Quem será o vice de Hana? Chicão e Celso Sabino entram no radar e disputa segue em aberto.

A definição do candidato a vice-governador na chapa da governadora Hana Ghassan (MDB) segue como uma das principais incógnitas da política paraense. Nos bastidores, a disputa pela vaga mobiliza partidos, lideranças religiosas e o núcleo político liderado pelo ex-governador Helder Barbalho, principal articulador da aliança governista.

Embora a composição da chapa ainda não tenha sido anunciada oficialmente, interlocutores avaliam que a demora faz parte da estratégia política. Enquanto a decisão permanece em aberto, MDB, PT, Avante, União Brasil, PDT, lideranças evangélicas e representantes do setor empresarial continuam participando das negociações.

A expectativa é que o anúncio do vice represente mais do que a definição de um nome: poderá redesenhar alianças e influenciar diretamente a disputa pelo Governo do Pará e pelas duas vagas ao Senado.

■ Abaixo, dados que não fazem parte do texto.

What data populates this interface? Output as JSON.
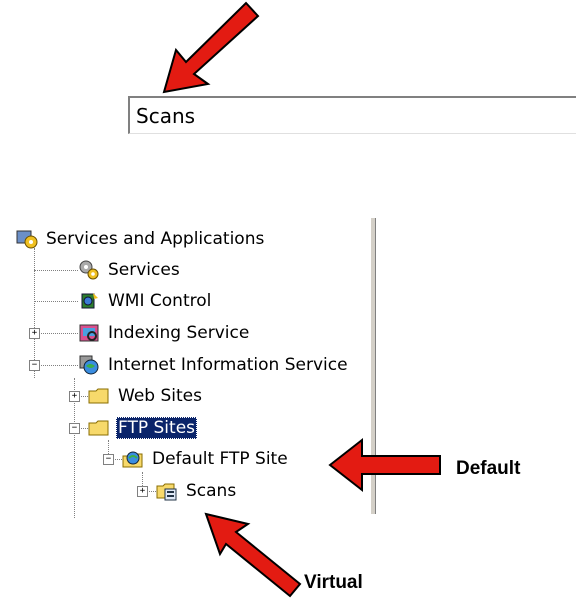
{
  "name_field": {
    "value": "Scans"
  },
  "tree": {
    "root": {
      "label": "Services and Applications",
      "icon": "services-applications-icon"
    },
    "services": {
      "label": "Services",
      "icon": "gears-icon"
    },
    "wmi": {
      "label": "WMI Control",
      "icon": "wmi-control-icon"
    },
    "indexing": {
      "label": "Indexing Service",
      "icon": "indexing-icon",
      "expander": "+"
    },
    "iis": {
      "label": "Internet Information Service",
      "icon": "iis-globe-icon",
      "expander": "−"
    },
    "web_sites": {
      "label": "Web Sites",
      "icon": "folder-icon",
      "expander": "+"
    },
    "ftp_sites": {
      "label": "FTP Sites",
      "icon": "folder-icon",
      "expander": "−",
      "selected": true
    },
    "default_ftp": {
      "label": "Default FTP Site",
      "icon": "ftp-site-icon",
      "expander": "−"
    },
    "scans": {
      "label": "Scans",
      "icon": "virtual-directory-icon",
      "expander": "+"
    }
  },
  "callouts": {
    "default": "Default",
    "virtual": "Virtual"
  },
  "colors": {
    "arrow_fill": "#e31b12",
    "selection": "#0a246a",
    "folder": "#f7d96b"
  }
}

Evangélicos reafirmam apoio a Josué Paiva

O capítulo mais recente das negociações ocorreu durante uma reunião entre lideranças evangélicas e Helder Barbalho. Segundo informações de bastidores, o grupo voltou a defender o nome do deputado estadual Josué Paiva (Avante) para ocupar a vaga de vice.

Pastor da Assembleia de Deus, empresário e bacharel em Teologia, Josué foi eleito deputado estadual em 2022 com 36.874 votos e conta com o apoio da Convenção Interestadual de Ministros e Igrejas Evangélicas Assembleias de Deus no Pará (Comieadepa) e de lideranças de outras denominações religiosas.

Apesar de manter Josué como prioridade, as lideranças teriam sinalizado que aceitariam outro nome, desde que a vaga não fosse destinada ao Partido dos Trabalhadores (PT).

Chicão surge como alternativa

Nesse cenário, o presidente da Assembleia Legislativa do Pará (Alepa), deputado Chicão (União Brasil), passou a ser citado como uma alternativa de consenso.

De acordo com fontes ligadas às negociações, o nome foi apresentado ao ex-governador Helder Barbalho, que teria informado apenas que avaliaria a possibilidade. Até o momento, não há confirmação oficial do MDB, da governadora Hana Ghassan ou do União Brasil sobre qualquer mudança na composição da chapa.

Celso Sabino também aparece nas articulações

Outro nome que circula entre os bastidores é o do ex-ministro do Turismo, Celso Sabino (União Brasil). Embora o PDT trabalhe pela consolidação de sua candidatura ao Senado, integrantes da base governista avaliam que ele também reúne condições políticas para compor a chapa majoritária, caso as negociações caminhem nessa direção.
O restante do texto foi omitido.